- Directed by: Wilfred Jackson
- Produced by: Walt Disney
- Music by: Leigh Harline
- Color process: Technicolor
- Production company: Walt Disney Productions
- Distributed by: United Artists
- Release date: November 14, 1936 (United States);
- Running time: 8:35
- Country: United States
- Language: English

= Mother Pluto =

Mother Pluto is a Silly Symphonies animated short film released on November 14, 1936, directed by Wilfred Jackson. The cartoon features Pluto.

==Plot==
The cartoon starts out in a farmyard with a hen in Pluto's doghouse. She notices a butterfly and goes after it, after hiding all of the eggs under the hay in Pluto's doghouse so that no one will steal them. Once she leaves, Pluto returns and gnaws a bone to his doghouse.

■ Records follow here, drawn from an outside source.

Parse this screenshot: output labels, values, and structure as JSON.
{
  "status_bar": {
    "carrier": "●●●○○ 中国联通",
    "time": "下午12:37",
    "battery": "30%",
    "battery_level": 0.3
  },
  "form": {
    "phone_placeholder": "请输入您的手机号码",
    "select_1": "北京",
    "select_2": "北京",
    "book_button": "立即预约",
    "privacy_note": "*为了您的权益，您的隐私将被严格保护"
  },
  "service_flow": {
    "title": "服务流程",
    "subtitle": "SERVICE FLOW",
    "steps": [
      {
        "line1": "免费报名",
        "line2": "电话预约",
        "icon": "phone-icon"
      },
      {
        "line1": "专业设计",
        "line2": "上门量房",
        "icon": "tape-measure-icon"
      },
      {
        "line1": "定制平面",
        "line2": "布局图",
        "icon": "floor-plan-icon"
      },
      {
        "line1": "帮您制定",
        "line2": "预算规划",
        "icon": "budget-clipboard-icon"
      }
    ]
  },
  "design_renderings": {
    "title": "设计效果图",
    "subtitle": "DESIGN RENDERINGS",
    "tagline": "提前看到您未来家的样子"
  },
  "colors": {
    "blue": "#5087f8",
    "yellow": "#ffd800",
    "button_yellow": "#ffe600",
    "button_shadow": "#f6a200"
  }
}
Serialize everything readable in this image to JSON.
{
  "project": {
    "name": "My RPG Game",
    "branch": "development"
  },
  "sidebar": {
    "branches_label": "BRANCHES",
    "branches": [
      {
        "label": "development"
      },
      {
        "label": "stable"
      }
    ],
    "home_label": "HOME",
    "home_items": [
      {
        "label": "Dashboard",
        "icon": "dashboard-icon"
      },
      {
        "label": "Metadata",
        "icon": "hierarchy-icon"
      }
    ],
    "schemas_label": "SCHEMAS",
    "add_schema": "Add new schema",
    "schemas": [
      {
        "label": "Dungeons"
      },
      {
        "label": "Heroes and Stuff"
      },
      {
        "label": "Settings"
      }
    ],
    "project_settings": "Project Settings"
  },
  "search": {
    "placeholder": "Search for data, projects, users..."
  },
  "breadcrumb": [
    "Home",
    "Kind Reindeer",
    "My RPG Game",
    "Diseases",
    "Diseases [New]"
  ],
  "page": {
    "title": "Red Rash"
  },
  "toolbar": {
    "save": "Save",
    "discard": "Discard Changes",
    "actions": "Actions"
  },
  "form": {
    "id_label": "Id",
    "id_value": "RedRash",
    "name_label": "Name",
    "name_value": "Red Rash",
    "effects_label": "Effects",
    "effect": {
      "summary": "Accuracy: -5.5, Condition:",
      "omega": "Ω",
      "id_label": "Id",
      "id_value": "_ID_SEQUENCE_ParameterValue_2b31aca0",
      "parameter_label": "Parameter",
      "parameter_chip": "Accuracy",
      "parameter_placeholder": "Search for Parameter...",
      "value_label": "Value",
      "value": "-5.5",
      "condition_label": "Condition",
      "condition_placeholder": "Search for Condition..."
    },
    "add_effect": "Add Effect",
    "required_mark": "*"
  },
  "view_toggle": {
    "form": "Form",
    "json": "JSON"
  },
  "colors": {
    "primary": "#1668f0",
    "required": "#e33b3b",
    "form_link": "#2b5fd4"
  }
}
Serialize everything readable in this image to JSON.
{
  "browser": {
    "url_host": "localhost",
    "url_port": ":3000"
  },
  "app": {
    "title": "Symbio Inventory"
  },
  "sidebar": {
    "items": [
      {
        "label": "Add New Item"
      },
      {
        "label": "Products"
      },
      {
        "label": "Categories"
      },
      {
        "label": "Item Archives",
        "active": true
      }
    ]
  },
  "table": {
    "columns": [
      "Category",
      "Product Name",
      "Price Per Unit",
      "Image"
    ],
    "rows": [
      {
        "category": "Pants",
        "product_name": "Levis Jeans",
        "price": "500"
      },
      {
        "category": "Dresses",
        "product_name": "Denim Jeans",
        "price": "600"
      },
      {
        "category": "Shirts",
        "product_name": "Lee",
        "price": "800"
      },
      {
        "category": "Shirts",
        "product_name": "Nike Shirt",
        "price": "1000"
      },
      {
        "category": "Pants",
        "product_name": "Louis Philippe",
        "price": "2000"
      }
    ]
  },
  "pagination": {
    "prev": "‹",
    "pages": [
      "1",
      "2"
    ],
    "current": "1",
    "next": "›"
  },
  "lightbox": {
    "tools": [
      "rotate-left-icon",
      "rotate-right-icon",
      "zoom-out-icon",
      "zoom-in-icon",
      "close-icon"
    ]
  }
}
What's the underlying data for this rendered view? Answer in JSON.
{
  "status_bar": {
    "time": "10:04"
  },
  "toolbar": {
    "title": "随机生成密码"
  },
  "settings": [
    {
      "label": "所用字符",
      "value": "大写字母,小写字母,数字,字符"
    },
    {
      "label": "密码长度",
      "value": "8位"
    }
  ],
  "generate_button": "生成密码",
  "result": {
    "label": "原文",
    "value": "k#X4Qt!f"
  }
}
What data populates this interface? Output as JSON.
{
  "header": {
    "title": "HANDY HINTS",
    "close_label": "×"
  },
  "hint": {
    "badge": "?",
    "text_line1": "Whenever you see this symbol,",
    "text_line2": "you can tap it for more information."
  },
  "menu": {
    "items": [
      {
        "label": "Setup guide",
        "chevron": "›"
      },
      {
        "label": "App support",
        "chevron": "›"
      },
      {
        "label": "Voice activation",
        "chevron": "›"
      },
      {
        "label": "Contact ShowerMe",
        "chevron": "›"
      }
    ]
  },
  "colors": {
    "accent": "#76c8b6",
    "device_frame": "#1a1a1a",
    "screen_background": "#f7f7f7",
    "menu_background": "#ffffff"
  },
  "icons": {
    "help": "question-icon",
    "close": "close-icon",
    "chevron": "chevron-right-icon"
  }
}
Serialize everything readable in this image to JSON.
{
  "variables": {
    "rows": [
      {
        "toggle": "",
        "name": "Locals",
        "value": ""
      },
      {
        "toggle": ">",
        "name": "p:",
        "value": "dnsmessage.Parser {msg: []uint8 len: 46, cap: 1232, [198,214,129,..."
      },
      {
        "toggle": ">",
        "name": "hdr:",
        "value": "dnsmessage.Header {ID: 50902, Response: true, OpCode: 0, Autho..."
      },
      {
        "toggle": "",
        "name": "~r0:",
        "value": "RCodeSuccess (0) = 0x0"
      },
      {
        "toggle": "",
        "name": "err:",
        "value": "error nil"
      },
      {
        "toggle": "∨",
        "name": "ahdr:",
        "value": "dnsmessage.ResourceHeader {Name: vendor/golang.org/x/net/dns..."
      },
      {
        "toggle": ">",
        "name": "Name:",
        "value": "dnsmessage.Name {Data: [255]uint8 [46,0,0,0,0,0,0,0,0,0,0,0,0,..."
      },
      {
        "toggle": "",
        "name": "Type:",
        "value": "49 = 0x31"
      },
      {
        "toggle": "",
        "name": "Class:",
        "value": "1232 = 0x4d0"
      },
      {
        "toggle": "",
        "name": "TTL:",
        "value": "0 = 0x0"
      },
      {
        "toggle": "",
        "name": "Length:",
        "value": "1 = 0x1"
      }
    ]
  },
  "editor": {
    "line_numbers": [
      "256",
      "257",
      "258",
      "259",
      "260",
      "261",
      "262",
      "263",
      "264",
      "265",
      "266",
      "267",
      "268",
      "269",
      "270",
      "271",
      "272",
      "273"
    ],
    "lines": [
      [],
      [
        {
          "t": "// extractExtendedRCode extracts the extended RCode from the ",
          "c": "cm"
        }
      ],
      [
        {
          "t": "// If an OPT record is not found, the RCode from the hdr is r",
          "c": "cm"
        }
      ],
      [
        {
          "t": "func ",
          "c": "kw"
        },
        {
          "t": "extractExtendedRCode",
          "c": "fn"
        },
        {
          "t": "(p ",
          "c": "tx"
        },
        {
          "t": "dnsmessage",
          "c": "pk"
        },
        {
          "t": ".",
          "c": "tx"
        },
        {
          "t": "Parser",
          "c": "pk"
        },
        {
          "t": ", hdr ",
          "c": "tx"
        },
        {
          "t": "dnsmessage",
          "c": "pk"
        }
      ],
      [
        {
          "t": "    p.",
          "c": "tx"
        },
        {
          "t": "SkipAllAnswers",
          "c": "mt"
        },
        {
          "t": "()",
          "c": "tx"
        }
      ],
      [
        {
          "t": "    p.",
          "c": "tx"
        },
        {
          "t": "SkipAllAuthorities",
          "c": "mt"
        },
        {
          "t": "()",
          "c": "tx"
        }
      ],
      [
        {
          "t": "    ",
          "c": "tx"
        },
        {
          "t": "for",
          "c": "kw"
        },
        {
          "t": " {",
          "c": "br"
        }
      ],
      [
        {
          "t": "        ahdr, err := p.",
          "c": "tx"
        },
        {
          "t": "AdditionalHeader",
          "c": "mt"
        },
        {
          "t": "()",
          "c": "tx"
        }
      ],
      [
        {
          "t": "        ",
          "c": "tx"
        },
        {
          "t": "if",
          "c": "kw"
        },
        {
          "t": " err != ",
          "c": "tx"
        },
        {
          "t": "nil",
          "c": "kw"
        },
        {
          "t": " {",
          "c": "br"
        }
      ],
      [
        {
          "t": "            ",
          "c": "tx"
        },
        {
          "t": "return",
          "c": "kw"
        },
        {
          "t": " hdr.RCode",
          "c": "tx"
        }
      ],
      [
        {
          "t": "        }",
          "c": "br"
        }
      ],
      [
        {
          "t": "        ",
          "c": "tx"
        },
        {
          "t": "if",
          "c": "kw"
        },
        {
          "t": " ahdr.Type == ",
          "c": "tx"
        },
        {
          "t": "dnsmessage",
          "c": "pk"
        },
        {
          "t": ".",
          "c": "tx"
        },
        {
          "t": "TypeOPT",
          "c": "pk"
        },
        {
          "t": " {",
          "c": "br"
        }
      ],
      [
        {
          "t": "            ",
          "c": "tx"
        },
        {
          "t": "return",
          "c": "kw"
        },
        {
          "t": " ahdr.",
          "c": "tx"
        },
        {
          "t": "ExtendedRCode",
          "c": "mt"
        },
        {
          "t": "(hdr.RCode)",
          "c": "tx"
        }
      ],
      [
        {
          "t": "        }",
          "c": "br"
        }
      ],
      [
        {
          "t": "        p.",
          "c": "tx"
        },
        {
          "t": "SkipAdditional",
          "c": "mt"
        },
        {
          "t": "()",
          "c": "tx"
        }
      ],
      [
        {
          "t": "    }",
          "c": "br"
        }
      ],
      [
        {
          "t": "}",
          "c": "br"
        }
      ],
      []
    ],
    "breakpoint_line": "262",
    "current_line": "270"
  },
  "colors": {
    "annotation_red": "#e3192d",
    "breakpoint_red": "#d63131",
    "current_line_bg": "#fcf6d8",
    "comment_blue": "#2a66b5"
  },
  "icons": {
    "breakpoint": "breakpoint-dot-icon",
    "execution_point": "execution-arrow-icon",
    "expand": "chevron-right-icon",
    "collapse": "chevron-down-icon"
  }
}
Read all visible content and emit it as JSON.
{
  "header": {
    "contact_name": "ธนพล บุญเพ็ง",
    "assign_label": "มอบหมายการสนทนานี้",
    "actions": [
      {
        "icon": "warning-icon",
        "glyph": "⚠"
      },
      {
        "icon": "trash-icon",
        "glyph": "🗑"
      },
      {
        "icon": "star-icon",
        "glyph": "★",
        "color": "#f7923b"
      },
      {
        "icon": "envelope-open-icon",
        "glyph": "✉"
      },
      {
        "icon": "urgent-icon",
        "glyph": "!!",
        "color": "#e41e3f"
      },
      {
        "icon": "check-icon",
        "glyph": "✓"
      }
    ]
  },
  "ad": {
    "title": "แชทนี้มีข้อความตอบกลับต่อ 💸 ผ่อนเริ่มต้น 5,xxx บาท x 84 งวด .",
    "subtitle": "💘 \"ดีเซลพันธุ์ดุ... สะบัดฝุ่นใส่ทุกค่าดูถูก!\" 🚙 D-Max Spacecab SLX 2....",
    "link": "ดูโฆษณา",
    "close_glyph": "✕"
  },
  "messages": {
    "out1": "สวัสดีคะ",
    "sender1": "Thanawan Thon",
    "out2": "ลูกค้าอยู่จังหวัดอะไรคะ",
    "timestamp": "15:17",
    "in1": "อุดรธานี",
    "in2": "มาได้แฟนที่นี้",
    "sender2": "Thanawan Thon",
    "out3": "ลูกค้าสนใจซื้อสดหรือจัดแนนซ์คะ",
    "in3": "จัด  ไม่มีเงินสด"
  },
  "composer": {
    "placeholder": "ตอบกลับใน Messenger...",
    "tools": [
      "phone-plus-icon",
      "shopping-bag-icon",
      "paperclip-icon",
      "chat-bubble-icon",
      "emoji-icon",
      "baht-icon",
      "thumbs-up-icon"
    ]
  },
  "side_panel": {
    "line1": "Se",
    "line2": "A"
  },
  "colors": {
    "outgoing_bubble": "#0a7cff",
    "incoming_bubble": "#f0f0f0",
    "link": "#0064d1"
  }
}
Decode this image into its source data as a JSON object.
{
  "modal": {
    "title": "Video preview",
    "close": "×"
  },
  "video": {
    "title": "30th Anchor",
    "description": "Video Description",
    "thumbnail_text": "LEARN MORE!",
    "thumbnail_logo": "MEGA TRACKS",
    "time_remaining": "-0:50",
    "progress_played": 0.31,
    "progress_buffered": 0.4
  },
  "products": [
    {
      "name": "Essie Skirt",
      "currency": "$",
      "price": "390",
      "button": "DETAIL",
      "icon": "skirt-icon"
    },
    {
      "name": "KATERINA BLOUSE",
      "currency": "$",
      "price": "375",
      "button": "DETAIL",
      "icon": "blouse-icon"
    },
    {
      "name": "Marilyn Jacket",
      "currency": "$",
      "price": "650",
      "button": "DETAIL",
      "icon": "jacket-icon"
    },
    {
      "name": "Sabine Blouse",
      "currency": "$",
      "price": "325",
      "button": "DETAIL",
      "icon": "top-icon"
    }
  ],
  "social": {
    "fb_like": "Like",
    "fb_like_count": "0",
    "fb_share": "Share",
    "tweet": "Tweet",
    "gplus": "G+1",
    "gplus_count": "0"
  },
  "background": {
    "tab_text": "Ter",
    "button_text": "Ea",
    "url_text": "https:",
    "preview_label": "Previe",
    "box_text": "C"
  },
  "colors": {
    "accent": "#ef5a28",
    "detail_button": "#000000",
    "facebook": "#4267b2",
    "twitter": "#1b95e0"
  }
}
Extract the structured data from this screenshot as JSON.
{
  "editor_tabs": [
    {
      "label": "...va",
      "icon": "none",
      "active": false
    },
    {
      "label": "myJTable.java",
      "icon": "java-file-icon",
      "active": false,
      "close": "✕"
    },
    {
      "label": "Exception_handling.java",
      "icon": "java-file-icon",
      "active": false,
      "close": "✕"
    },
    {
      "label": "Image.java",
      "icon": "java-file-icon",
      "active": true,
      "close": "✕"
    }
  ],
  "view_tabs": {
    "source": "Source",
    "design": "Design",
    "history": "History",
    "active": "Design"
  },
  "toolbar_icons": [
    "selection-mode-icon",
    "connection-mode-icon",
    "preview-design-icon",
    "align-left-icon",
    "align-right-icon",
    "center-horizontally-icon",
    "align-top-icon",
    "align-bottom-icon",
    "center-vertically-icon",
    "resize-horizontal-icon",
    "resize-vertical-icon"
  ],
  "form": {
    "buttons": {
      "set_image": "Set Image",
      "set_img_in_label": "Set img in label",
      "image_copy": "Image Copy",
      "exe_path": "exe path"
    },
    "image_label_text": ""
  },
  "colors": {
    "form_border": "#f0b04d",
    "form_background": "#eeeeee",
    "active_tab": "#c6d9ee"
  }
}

Pluto feels something underneath him and hears some noise. That is when a chick hatched and Pluto is very surprised. All of the other chicks hatch and follow Pluto outside. He tries to escape by going over the fence but the chicks go through the fence holes to follow him. The chicks play with Pluto until they get distracted by a grasshopper and Pluto takes advantage of this to get away from the chick. When he notices one of the chicks upset after swallowing the grasshopper, he comforts it and starts to enjoy being a mother.

The hen comes back into Pluto's doghouse only to notice that her chicks have hatched and are gone. After finding them with Pluto she and Pluto argue over the chicks. The hen goes to a rooster to help her get back her chicks. The rooster, and Pluto fight as the chicks go in his doghouse. Pluto tired after the battle returns to his doghouse. He reminisces about his time with the chicks until they appear. Pluto embraces them and they live happily ever after.

==Voices==
- Pluto: Pinto Colvig
- The hen: Florence Gill

==Comic adaptations==
The Silly Symphony Sunday comic strip ran a two-month-long adaptation of Mother Pluto from August 14 to October 16, 1938.

==Home media==
The short was released on December 4, 2001, on Walt Disney Treasures: Silly Symphonies - The Historic Musical Animated Classics.